ZEIT ONLINE: Wieso ist dieser Nationalismus "englisch" und nicht "britisch"? 

Boyle ist seit 2006 Schröder Professor of German in Cambridge und seit 1968 Fellow des Magdalene College. 1996 bis 2001 stand er der Fakultät für Germanistik in Cambridge vor. © privat

Boyle: "Britannien" ist ein Wortkonstrukt, das die Engländer dazu benutzt haben, um das koloniale Verhältnis zu den anderen Nationen auf den britischen Inseln aufrecht zu erhalten. Und auch, um Schotten, Waliser und Iren davon zu überzeugen, sich an der Errichtung des sogenannten Britisch Empire zu beteiligen. Damit geht auch die Vorstellung einher, man sei einzigartig. 

Diese Vorstellung, dass die Engländer anders sind als alle anderen, existiert schon sehr lange. Sie hatte einen gewaltigen Einfluss auf die gesamte gesellschaftliche und politische Struktur des Vereinigten Königreichs: Das Parlament, die BBC, das Bildungssystem, Jugendbewegungen, lokale Verwaltungsstrukturen wurden über mehr als zwei Jahrhunderte entwickelt, um das Britische Weltreich aufrecht zu erhalten. Jetzt, da das Britische Weltreich nicht mehr existiert, hat diese Struktur ihren Sinn verloren. 

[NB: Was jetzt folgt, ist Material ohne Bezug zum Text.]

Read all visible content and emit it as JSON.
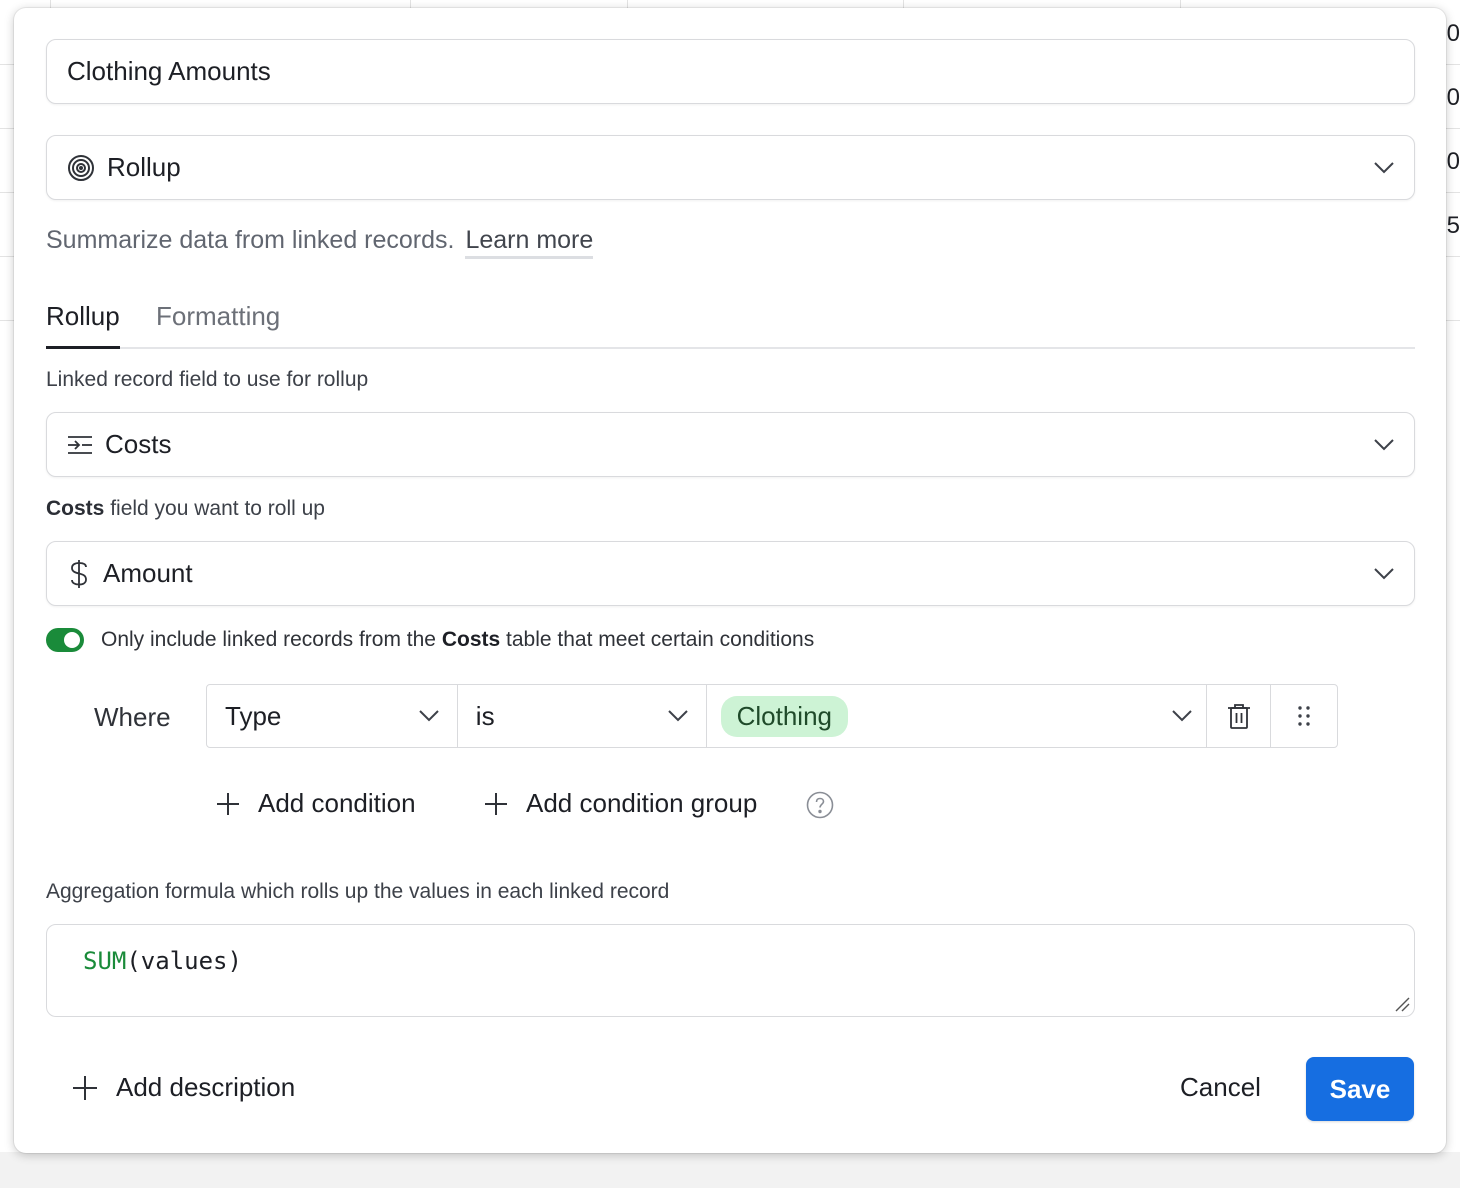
{
  "background": {
    "right_column_values": [
      "0",
      "0",
      "0",
      "5"
    ]
  },
  "field_name": "Clothing Amounts",
  "field_type": {
    "label": "Rollup",
    "icon": "rollup-spiral-icon"
  },
  "description_hint": {
    "text": "Summarize data from linked records.",
    "link": "Learn more"
  },
  "tabs": [
    {
      "label": "Rollup",
      "active": true
    },
    {
      "label": "Formatting",
      "active": false
    }
  ],
  "linked_record": {
    "label": "Linked record field to use for rollup",
    "selected": "Costs",
    "icon": "linked-record-icon"
  },
  "rollup_field": {
    "label_bold": "Costs",
    "label_rest": " field you want to roll up",
    "selected": "Amount",
    "icon": "dollar-icon"
  },
  "conditions": {
    "toggle_on": true,
    "text_before": "Only include linked records from the ",
    "table": "Costs",
    "text_after": " table that meet certain conditions",
    "where_label": "Where",
    "field": "Type",
    "operator": "is",
    "value": "Clothing",
    "add_condition": "Add condition",
    "add_condition_group": "Add condition group"
  },
  "aggregation": {
    "label": "Aggregation formula which rolls up the values in each linked record",
    "function": "SUM",
    "args": "(values)"
  },
  "footer": {
    "add_description": "Add description",
    "cancel": "Cancel",
    "save": "Save"
  },
  "colors": {
    "accent_blue": "#166ee1",
    "toggle_green": "#1a8b3a",
    "pill_green": "#cdf3d5"
  }
}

Jedoch hat es hier nie so etwas wie Vergangenheitsbewältigung gegeben. Die Identitätsprobleme, die sich daraus ergeben haben, sind nie angesprochen worden. Ob der Brexit dazu führen wird, dieses Trauma zu überwinden, muss sich noch zeigen. Ich habe keinen Zweifel daran, dass das Leave-Votum von imperialistischer Nostalgie geprägt war. 

ZEIT ONLINE: Macht sich das auch im Umgang Londons mit der EU bemerkbar? 

Boyle: Ein Merkmal des Britischen Weltreichs war es für mehr als zwei Jahrhunderte, dass die Briten nicht dazu gezwungen waren, sich mit irgendjemandem auf Augenhöhe auszutauschen, insbesondere nicht mit anderen europäischen Mächten. Sie haben ihr Schicksal im Empire gesehen, in dem es keine Gleichberechtigten gab. Darauf war die britische Identität aufgebaut. 

Ein amerikanischer General hat einmal gesagt: Die Briten werden nie in einem Club glücklich sein, in dem sie nicht das Sagen haben. Und das ist leider weiterhin der Fall. Das ist natürlich gegenüber anderen Ländern sehr beleidigend, vor allem gegenüber anderen EU-Ländern.